I thought I’d offer a little insight into the world of renting from a different perspective. I don’t rent myself but I work within the industry so I see a different circumstance pretty much every day and it really can be a minefield out there for you. Here’s a few topics I know come up frequently so I’ve popped a little layman’s explanation for you!
It’s one of the most annoying things to pay for but we’ve all had to do it. When moving house, you have to save up your pennies for the deposit. Often a pretty weighty amount to be paid and one that just flies off into the eitha which you forget you ever paid in the first place. There’s several things to look out for and the deposit is more than just a lot of money your landlord may want to take off you at the end. The landlord has a legal duty to obtain the deposit and to secure it properly. Laws came into place to ensure these deposits weren’t pocketed by landlords, or agents, and they have to be protected by a government scheme to ensure that no matter what happens to the landlord, or agent, your money is safe. The government schemes either protect the funds in a ring fenced account or they insure the funds of their value. Either way, if your landlord has not protected it accordingly and your money is not safe, you’re entitiled to three times the deposit as compensation. Recently, a new law has passed which states that landlords cannot obtain more than the equivalent of five weeks so this is now capped, no matter whether you have a pet or your referencing isn’t up to scratch. If you paid more than five weeks rent previously, upon renewal of your tenancy, it is your landlords, or agents, responsibility to now refund you the difference – get in!
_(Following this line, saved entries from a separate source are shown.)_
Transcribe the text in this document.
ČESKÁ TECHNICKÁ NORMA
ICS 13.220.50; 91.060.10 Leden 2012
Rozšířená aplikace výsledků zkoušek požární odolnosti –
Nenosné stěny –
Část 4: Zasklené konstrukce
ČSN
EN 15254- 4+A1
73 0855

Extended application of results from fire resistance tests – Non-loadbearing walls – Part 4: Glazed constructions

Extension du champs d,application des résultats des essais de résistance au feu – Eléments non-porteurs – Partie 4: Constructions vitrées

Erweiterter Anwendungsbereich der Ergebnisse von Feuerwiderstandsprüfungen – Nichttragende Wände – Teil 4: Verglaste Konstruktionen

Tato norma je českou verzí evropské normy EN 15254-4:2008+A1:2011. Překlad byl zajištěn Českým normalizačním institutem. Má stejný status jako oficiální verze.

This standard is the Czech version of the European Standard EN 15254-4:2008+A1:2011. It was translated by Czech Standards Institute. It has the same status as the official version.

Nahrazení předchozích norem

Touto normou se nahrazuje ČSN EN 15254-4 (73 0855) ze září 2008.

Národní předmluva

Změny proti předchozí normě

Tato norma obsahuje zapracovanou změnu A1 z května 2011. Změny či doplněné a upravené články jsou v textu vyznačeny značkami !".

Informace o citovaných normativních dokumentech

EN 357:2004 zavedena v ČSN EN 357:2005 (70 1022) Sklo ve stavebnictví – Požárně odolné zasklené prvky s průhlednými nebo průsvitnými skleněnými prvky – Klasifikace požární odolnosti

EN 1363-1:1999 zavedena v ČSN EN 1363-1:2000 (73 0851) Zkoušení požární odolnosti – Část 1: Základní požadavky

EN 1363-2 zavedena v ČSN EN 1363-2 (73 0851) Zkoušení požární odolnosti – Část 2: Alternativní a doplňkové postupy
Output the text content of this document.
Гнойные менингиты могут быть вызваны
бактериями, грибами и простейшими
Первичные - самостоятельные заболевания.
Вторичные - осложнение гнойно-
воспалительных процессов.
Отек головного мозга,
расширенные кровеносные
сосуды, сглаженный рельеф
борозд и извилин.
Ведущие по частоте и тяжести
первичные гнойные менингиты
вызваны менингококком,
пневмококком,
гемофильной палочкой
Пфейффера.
We’ve all heard horror stories where rented properties are cold, damp or just below par. In one way or another, the government are making amendments to alter this and to ensure that landlords provide the public with good, well operating, properties. The EPC or Energy Performance Certificate is something which rates the efficiency of the building. It’ll be looking at things like are the windows double glazed, is there loft insulation and of course, is there heating in the first place? Previously, a rental property had to have a certificate which rates the efficiency but now, they have to have a certificate and it has to show that the rating is of an E or above. Properties rating G or F, unless exempt due to being listed for instance, cannot be let or tenancies cannot be renewed. EPC’s aren’t the best judge of a property but it’s certainly a step in the right direction. Worth asking for one next time you view a property as the landlord, or agent, are legally obliged to provide it to you.
A massive misconception that I come across in this industry is tenants withholding rent. Yes, it does feel very unfair that you still have to pay your rent if a Landlord is not doing their obligated repairs but you can not withhold rent. Remember it’s a contract and not paying the rent means you are breaching that therefore a Landlord, regardless of whether they’re doing what they should or not, can then claim you are not upholding your side of the bargain and essentially, kick you out. If a Landlord is not doing repairs which are impacting your enjoyment of the property or your essential utilities, you can get the works done yourself and then claim this from the rent, get the local Council involved or speak to Citizens Advice.
Notice, giving and receiving
Giving or receiving notice and the process which is involved is governed by statute and the rules cannot be tampered with. Your landlord may write into your tenancy agreement that they can give less than the two months but no fear, this cannot override statute and you have your rights. A tenant must give a minimum of 21 days notice but is standardly one month if you pay your rent monthly. This can roll in line with your rent date so do bare this in mind. For instance, if you pay your rent on the 15th of the month and give notice on the 14th, the notice is actioned on the 15th and you vacate on the 14th of the next month. If you give it on the 16th, you’ve missed your rent date and the notice is not actioned until your next rent date and you will be vacating on the 14th of the month after the next month. A landlord must give two months notice, unless you have breached your contract. If you moved in since September 2015, take note of whether you received a How To Rent Guide, a copy of your EPC and a copy of your Gas Certificate – if not, they can’t serve notice.
We’ve all been there, paying out hundreds of pounds for agents fees which we reluctantly with absolutely no choice. However, the government listened and agents are now no longer allowed to charge fees. When moving in to a new property, you cannot be charged for referencing, for administration or for needing a guarantor and if you are being charged, your agent is breaking the law. Now, as I’m in the industry, I am biased on this and must say, there are still some fees agents are allowed to charge and personally, I think this is fair enough. There’s always admin involved and someone is working at a desk every day doing this work for what could be minimum wage, so remember it’s not their fault! If you need to change the names on your tenancy agreement once you’ve moved in or if you wish to vacate earlier, the agent can and will charge for this.
Tax – something most of us have no idea about but pretend and wish we did. The rent you pay is an income to your landlord and therefore they must pay tax on it. Not normally something you need to worry about however if your landlord lives overseas and you pay them directly, it is your responsibility as a tenant to ensure HMRC are aware and tax is deducted. If you’re unsure what to do, contact HMRC and they’ll run you through it. If they can ensure the landlord is paying tax, they’ll write to you to confirm you can freely continue to pay the rent without having to deduct the tax.
I hope you find this helpful and if you have any questions, please feel free to ask or of course, go to citizens advice!